En otras palabras, la maternidad se convierte en un insumo económico, un bien público, algo de lo que se habla como si las propias mujeres no estuvieran presentes. Los datos sobre la disminución de las tasas de natalidad provocan comentarios de Elon Musk (“¡ extremadamente preocupante! ”). No tener hijos se reduce a motivaciones completamente personales –egoísmo, engaño con la falsa promesa de libertad, falta de valores y previsión, irresponsabilidad– en lugar de a condiciones externas: la necesidad de guarderías asequibles, redes de apoyo, acuerdos laborales flexibles y el riesgo de olvido financiero que la maternidad a menudo conlleva, creando así esclavitud a las parejas. Por decirlo suavemente, se trata de consideraciones materiales que se deben tener en cuenta al entrar en un estado del que no hay retorno. Suponer que la maternidad ocurre sin ese contexto, me dice Charman, es una “fantasía útil”.

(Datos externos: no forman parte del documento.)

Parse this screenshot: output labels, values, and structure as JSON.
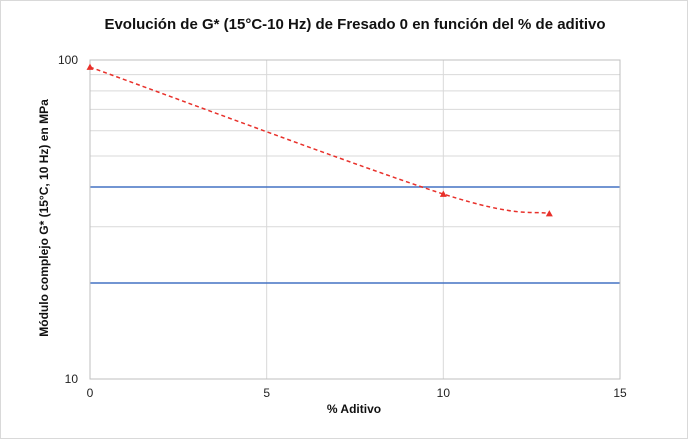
{
  "chart_data": {
    "type": "scatter",
    "title": "Evolución de G* (15°C-10 Hz) de Fresado 0 en función del % de aditivo",
    "xlabel": "% Aditivo",
    "ylabel": "Módulo complejo G* (15°C, 10 Hz) en MPa",
    "xlim": [
      0,
      15
    ],
    "ylim": [
      10,
      100
    ],
    "y_scale": "log",
    "x_ticks": [
      0,
      5,
      10,
      15
    ],
    "x_tick_labels": [
      "0",
      "5",
      "10",
      "15"
    ],
    "y_tick_labels": [
      {
        "value": 100,
        "label": "100"
      },
      {
        "value": 10,
        "label": "10"
      }
    ],
    "y_minor_gridlines": [
      20,
      30,
      40,
      50,
      60,
      70,
      80,
      90
    ],
    "grid": true,
    "series": [
      {
        "marker": "triangle",
        "line_style": "dashed",
        "color": "#e8302a",
        "x": [
          0,
          10,
          13
        ],
        "y": [
          95,
          38,
          33
        ]
      }
    ],
    "reference_lines": [
      {
        "orientation": "horizontal",
        "y": 40,
        "color": "#4472c4"
      },
      {
        "orientation": "horizontal",
        "y": 20,
        "color": "#4472c4"
      }
    ]
  }
}
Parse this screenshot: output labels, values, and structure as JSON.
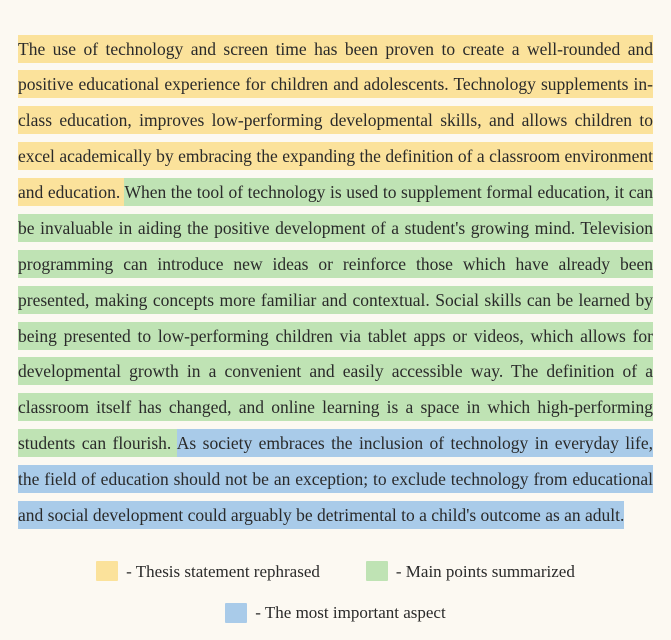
{
  "colors": {
    "thesis": "#fbe29b",
    "main_points": "#bfe3b4",
    "important": "#a9cbe9",
    "background": "#fcf9f2",
    "text": "#2a2a2a"
  },
  "paragraph": {
    "segments": [
      {
        "key": "thesis",
        "text": "The use of technology and screen time has been proven to create a well-rounded and positive educational experience for children and adolescents. Technology supplements in-class education, improves low-performing developmental skills, and allows children to excel academically by embracing the expanding the definition of a classroom environment and education. "
      },
      {
        "key": "main_points",
        "text": "When the tool of technology is used to supplement formal education, it can be invaluable in aiding the positive development of a student's growing mind. Television programming can introduce new ideas or reinforce those which have already been presented, making concepts more familiar and contextual. Social skills can be learned by being presented to low-performing children via tablet apps or videos, which allows for developmental growth in a convenient and easily accessible way. The definition of a classroom itself has changed, and online learning is a space in which high-performing students can flourish. "
      },
      {
        "key": "important",
        "text": "As society embraces the inclusion of technology in everyday life, the field of education should not be an exception; to exclude technology from educational and social development could arguably be detrimental to a child's outcome as an adult."
      }
    ]
  },
  "legend": {
    "items": [
      {
        "key": "thesis",
        "label": " - Thesis statement rephrased"
      },
      {
        "key": "main_points",
        "label": " - Main points summarized"
      },
      {
        "key": "important",
        "label": " - The most important aspect"
      }
    ]
  }
}
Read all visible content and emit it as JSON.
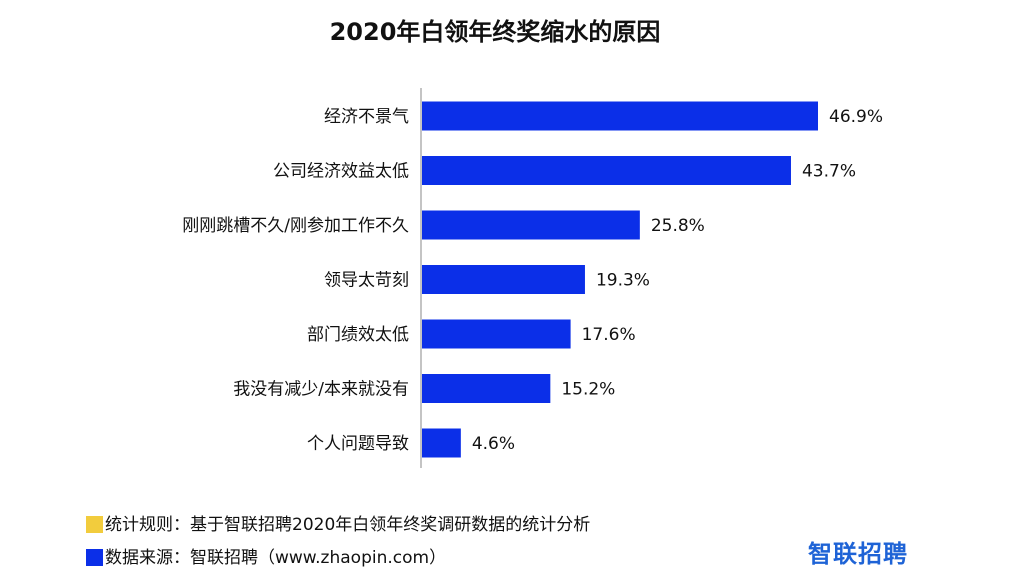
{
  "chart_data": {
    "type": "bar",
    "orientation": "horizontal",
    "title": "2020年白领年终奖缩水的原因",
    "categories": [
      "经济不景气",
      "公司经济效益太低",
      "刚刚跳槽不久/刚参加工作不久",
      "领导太苛刻",
      "部门绩效太低",
      "我没有减少/本来就没有",
      "个人问题导致"
    ],
    "values": [
      46.9,
      43.7,
      25.8,
      19.3,
      17.6,
      15.2,
      4.6
    ],
    "value_labels": [
      "46.9%",
      "43.7%",
      "25.8%",
      "19.3%",
      "17.6%",
      "15.2%",
      "4.6%"
    ],
    "unit": "%",
    "xlim": [
      0,
      50
    ],
    "grid": false,
    "bar_color": "#0b2fe8"
  },
  "notes": {
    "rule": {
      "color": "#f2cc3d",
      "text": "统计规则：基于智联招聘2020年白领年终奖调研数据的统计分析"
    },
    "source": {
      "color": "#0b2fe8",
      "text": "数据来源：智联招聘（www.zhaopin.com）"
    }
  },
  "logo": {
    "text": "智联招聘",
    "color": "#1e63d6"
  }
}
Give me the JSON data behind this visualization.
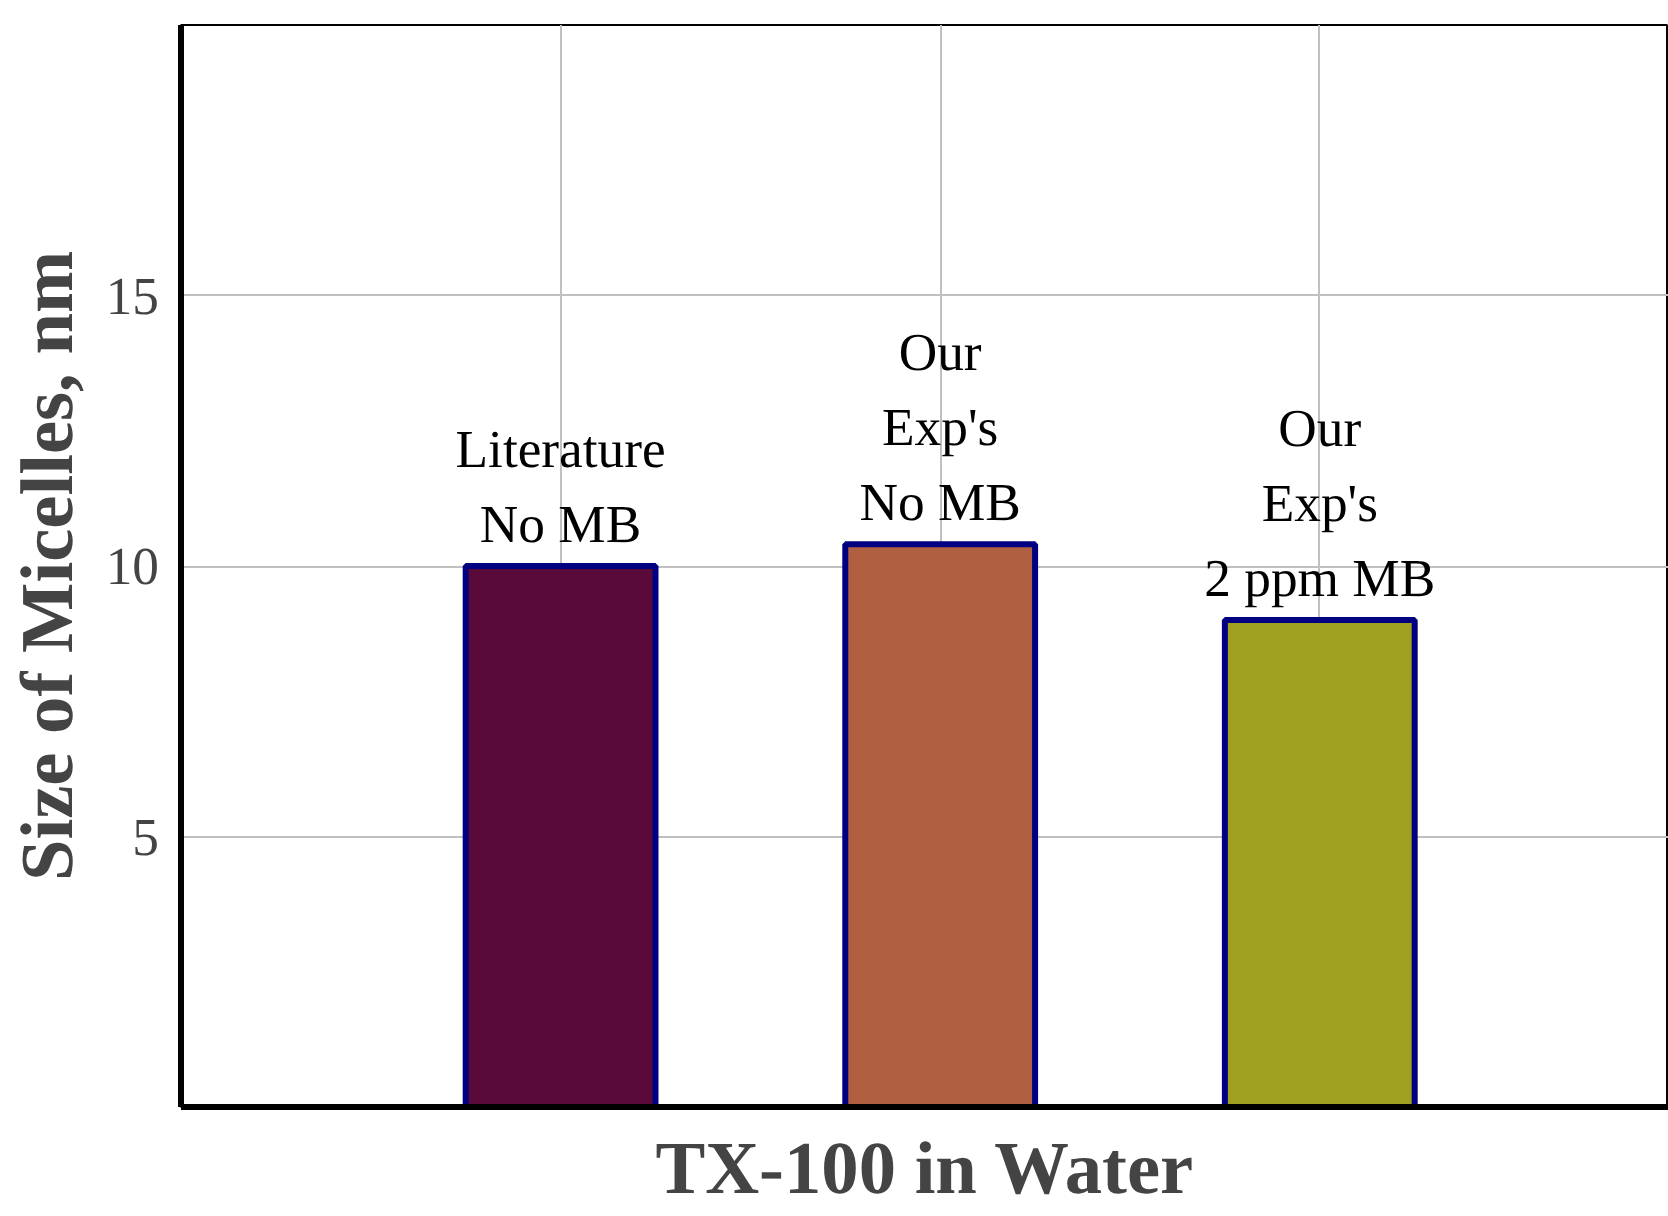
{
  "chart_data": {
    "type": "bar",
    "xlabel": "TX-100 in Water",
    "ylabel": "Size of Micelles, nm",
    "categories": [
      "Literature\nNo MB",
      "Our\nExp's\nNo MB",
      "Our\nExp's\n2 ppm MB"
    ],
    "values": [
      10.0,
      10.4,
      9.0
    ],
    "colors": [
      "#5a0a3a",
      "#b06040",
      "#a0a020"
    ],
    "ylim": [
      0,
      20
    ],
    "yticks": [
      5,
      10,
      15
    ],
    "grid": true,
    "tick_labels": "y"
  }
}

Se trata de un discurso público binario que oscurece el velo, a menudo delgado, que separa la realización biológica de la social. Las mujeres que no tienen hijos no viven en un estado de feliz desapego de sus cuerpos y de su relación con la maternidad: algunas han tenido embarazos, abortos espontáneos, abortos y períodos menstruales. Algunas han entrado en etapas liminales de la maternidad que no se ajustan a la definición única de la que están excluidas. Algunas extienden la maternidad a varios hijos en sus vidas. Algunas, como la propia Harris, tienen hijastros (que no cuentan, al igual que los sobrinos y sobrinas de May). Algunas se han convertido en madres, pero no de una manera que las inicie en un club de dichosas. Experimentan arrepentimiento, depresión y navegan por una inestabilidad que no se ajusta a la imagen de una validación sin complicaciones de su propósito en la vida.

Pero el privilegio de esas verdades no puede otorgarse a criaturas cuyo rechazo del vínculo maternal se ha convertido en rechazo de un contrato más amplio, tácito y colosalmente injusto. Las mujeres con hijos reciben aceptación social por su inversión vital en “el futuro”, a cambio de un trabajo no remunerado ni apoyado que apuntala y estabiliza el statu quo económico y social. Todo ello mientras siguen padeciendo el desprecio por el valor de su trabajo en comparación con el trabajo serio de los hombres que ganan el pan.

Además de eso, las mujeres tienen que lidiar con todo lo que implica la maternidad (o no), todas las realidades profundamente personales, desconcertantes, aislantes y no reconocidas de ambas, mientras están sujetas a teorías y nociones públicas implacables, asfixiantes, infantilizadoras y violadoras que invaden sus espacios privados. Con eso viene un sentimiento de duda y vergüenza por tomar la decisión equivocada, o por no estar tan satisfechas con esas decisiones como se espera que estén. Es una vivisección constante y provocadora. Esa, más que cualquier otra cosa que sientan los observadores clínicos, es la experiencia verdaderamente desorientadora y perturbadora.